MIT O PROMETEUSZU
Prometeusz ulepił człowieka z gliny i łez. Duszę dał mu z boskiego ognia, którego parę iskier ukradł z rydwanu boga Heliosa. Człowiek ten był jednak słaby i wątły, dlatego Prometeusz zakradł się po ogień po raz drugi, przyniósł go na ziemię i nauczył ludzi gotować jedzenie, uprawiać rolę, kuć zbroje, budować domy, czytać i pisać.

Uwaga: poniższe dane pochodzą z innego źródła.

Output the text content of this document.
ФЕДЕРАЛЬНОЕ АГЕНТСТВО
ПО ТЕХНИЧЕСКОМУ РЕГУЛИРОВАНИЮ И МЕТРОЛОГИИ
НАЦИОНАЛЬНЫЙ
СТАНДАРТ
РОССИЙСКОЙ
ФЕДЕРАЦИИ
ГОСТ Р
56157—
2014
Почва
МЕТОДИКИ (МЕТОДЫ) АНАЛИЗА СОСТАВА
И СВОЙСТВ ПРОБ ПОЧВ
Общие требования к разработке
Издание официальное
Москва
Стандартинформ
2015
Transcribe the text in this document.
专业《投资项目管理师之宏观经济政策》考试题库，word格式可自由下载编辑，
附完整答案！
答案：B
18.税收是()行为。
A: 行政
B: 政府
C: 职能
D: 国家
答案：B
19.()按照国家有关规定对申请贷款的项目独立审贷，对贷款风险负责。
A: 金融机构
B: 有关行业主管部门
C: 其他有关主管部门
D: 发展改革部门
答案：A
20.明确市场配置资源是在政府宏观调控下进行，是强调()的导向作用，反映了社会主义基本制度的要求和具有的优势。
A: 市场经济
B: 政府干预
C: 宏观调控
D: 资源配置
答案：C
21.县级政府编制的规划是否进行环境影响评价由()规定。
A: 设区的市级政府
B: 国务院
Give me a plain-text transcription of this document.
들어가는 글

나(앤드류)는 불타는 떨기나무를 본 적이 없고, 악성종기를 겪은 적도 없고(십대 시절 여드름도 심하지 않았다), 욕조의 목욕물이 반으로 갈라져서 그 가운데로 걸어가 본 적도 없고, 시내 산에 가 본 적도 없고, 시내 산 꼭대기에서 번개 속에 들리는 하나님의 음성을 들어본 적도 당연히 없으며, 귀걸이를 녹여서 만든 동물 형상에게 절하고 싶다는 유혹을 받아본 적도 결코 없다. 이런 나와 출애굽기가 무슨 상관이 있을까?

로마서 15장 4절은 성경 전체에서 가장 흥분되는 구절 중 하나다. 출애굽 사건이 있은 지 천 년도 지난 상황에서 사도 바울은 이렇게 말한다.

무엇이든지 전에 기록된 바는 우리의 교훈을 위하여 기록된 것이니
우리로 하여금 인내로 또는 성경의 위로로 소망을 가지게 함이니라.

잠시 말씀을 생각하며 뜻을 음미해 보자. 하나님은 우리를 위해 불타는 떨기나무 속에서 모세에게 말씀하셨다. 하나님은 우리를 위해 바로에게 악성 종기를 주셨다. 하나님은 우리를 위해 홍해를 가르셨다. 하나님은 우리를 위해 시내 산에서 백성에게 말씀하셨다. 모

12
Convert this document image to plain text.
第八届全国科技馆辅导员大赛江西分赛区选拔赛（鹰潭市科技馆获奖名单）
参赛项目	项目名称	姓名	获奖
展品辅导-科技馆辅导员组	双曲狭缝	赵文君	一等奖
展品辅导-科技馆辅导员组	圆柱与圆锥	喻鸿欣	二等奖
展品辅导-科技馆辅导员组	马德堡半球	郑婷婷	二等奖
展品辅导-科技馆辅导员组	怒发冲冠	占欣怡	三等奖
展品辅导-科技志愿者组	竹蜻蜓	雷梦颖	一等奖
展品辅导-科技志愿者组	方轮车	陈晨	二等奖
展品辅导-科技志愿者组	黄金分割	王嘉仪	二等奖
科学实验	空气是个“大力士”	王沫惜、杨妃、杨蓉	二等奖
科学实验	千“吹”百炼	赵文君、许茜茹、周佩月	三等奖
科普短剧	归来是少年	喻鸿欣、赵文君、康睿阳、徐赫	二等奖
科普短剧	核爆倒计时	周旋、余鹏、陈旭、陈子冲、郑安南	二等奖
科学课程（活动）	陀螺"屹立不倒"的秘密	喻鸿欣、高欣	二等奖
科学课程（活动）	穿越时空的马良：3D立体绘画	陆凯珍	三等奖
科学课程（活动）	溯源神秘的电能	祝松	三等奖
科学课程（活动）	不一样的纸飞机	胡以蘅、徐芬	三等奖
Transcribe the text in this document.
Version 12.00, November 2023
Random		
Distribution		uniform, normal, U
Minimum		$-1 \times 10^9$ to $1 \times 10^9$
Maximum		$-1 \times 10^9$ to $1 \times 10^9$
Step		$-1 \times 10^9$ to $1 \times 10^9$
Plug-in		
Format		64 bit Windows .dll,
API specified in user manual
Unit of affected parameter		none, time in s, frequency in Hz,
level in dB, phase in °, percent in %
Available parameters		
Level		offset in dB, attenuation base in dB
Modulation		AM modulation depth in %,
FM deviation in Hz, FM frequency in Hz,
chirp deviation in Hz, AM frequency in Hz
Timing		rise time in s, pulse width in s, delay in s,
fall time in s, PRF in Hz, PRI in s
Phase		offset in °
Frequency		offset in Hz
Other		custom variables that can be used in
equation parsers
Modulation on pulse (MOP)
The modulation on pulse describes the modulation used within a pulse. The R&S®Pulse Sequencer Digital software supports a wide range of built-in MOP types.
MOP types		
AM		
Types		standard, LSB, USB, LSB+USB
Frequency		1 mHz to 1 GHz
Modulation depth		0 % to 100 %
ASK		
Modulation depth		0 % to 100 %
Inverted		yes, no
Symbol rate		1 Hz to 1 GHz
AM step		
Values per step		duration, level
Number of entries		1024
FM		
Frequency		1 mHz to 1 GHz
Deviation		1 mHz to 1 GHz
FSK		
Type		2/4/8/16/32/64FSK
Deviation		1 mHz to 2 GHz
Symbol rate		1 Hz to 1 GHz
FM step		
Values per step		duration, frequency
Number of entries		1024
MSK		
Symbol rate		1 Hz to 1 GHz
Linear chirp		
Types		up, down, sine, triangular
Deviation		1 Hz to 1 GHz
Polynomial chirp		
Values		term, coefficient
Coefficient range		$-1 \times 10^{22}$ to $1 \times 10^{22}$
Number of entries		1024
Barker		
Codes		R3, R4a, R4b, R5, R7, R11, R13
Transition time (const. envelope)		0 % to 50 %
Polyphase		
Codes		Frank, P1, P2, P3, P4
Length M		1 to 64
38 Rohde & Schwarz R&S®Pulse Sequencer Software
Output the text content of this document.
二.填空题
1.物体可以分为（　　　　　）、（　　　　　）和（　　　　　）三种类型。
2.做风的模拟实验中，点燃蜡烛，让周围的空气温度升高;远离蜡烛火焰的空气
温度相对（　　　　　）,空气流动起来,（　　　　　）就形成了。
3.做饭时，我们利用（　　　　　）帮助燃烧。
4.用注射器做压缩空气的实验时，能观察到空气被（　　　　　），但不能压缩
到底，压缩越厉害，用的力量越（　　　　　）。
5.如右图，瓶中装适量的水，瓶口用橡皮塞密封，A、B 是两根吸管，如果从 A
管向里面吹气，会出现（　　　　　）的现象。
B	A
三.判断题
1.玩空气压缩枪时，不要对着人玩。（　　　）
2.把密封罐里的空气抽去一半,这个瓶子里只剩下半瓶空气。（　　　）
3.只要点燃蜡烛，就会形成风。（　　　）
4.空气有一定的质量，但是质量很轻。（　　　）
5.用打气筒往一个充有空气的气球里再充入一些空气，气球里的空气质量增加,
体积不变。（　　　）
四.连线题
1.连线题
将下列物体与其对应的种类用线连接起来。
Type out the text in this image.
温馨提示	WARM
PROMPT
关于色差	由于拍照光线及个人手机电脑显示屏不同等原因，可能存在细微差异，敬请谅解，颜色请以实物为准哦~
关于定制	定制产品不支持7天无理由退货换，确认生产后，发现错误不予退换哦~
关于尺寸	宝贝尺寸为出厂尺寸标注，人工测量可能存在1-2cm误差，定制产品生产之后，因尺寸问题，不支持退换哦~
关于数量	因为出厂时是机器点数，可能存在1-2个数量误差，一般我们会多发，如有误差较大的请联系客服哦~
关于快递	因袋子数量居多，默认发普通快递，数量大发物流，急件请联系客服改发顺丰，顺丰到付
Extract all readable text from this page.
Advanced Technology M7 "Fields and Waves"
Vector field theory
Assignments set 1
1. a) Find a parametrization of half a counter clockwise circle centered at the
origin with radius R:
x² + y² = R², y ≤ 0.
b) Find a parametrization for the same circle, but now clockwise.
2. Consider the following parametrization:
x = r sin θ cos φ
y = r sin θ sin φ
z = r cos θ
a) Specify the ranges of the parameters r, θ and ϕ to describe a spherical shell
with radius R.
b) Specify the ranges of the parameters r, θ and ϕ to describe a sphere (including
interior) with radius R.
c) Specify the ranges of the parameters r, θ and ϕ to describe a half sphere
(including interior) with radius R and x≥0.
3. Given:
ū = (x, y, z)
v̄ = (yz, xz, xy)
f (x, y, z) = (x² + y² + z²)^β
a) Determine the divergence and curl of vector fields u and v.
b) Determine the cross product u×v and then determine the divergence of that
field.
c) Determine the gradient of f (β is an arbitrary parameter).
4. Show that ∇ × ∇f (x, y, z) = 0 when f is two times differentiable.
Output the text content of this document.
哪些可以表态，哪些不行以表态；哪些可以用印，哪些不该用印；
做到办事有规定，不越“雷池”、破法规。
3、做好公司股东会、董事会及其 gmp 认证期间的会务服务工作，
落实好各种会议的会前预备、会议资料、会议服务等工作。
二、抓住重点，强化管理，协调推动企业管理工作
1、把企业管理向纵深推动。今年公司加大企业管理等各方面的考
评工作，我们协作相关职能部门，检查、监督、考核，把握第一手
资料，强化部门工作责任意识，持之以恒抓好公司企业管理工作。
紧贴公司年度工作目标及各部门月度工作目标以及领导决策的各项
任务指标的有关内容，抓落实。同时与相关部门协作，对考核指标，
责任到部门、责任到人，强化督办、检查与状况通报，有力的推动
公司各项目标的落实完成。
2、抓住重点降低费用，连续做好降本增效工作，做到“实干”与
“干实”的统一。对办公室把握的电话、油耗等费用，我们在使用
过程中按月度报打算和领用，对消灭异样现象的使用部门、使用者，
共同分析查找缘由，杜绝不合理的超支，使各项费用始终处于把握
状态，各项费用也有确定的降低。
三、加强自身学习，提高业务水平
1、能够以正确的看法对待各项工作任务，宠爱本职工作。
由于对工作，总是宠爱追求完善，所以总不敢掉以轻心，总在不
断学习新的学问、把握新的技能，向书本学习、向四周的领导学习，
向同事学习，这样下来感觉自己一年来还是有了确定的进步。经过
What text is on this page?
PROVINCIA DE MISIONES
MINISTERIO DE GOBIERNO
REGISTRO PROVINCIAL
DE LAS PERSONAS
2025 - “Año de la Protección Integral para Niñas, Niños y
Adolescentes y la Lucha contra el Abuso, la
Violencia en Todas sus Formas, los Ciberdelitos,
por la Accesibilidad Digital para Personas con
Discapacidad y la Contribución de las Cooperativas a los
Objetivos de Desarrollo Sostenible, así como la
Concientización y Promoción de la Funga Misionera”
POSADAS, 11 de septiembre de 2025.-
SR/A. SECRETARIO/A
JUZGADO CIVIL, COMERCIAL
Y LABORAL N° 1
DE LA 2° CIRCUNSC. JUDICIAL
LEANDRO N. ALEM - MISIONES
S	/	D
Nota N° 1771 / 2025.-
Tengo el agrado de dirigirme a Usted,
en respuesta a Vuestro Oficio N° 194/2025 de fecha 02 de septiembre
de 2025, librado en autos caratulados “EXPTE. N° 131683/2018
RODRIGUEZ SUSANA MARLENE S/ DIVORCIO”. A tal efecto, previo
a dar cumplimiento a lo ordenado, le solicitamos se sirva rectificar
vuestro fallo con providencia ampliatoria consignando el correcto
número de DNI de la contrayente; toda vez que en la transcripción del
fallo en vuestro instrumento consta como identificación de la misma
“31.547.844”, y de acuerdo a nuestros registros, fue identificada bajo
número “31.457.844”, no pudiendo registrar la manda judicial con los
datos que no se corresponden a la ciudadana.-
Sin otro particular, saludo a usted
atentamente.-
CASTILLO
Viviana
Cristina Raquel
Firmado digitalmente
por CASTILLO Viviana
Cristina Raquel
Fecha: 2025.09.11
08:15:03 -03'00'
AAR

Zeusowi nie podobał się czyn Prometeusza i sam człowiek. Obawiał się go. Władca bogów kazał więc przywiązać Prometeusza do skał Kaukazu. Codziennie o wschodzie słońca przylatywał tam sęp i wyjadał Prometeuszowi wątrobę, która odrastała. Męka Prometeusza miała trwać 30 000 lat, jednak skończyła się po około trzydziestu latach, gdy Herakles zabił sępa strzałą z łuku.
RESZTA:
Prometeusz to jedna z najpiękniejszych postaci mitologii. Ten grecki heros zasłużył sobie na taką opinię, występując przeciwko siłom zła. Dla dobra ludzkości postąpił wbrew woli Zeusa i zdecydował wykraść ogień niebiański. Dzięki jego postępowaniu ludzie mogli wykorzystać ogień, by przetrwać wśród dzikich zwierząt i chłodnych jaskiń. Gdyby Prometeusz nie przeciwstawił się bogom, jego człowiek, ulepiony z gliny i łez, nie mógłby żyć. Tytan ten jest dobroczyńcą ludzkości, który w dodatku, poniósł srogą karę za swoje nieposłuszeństwo.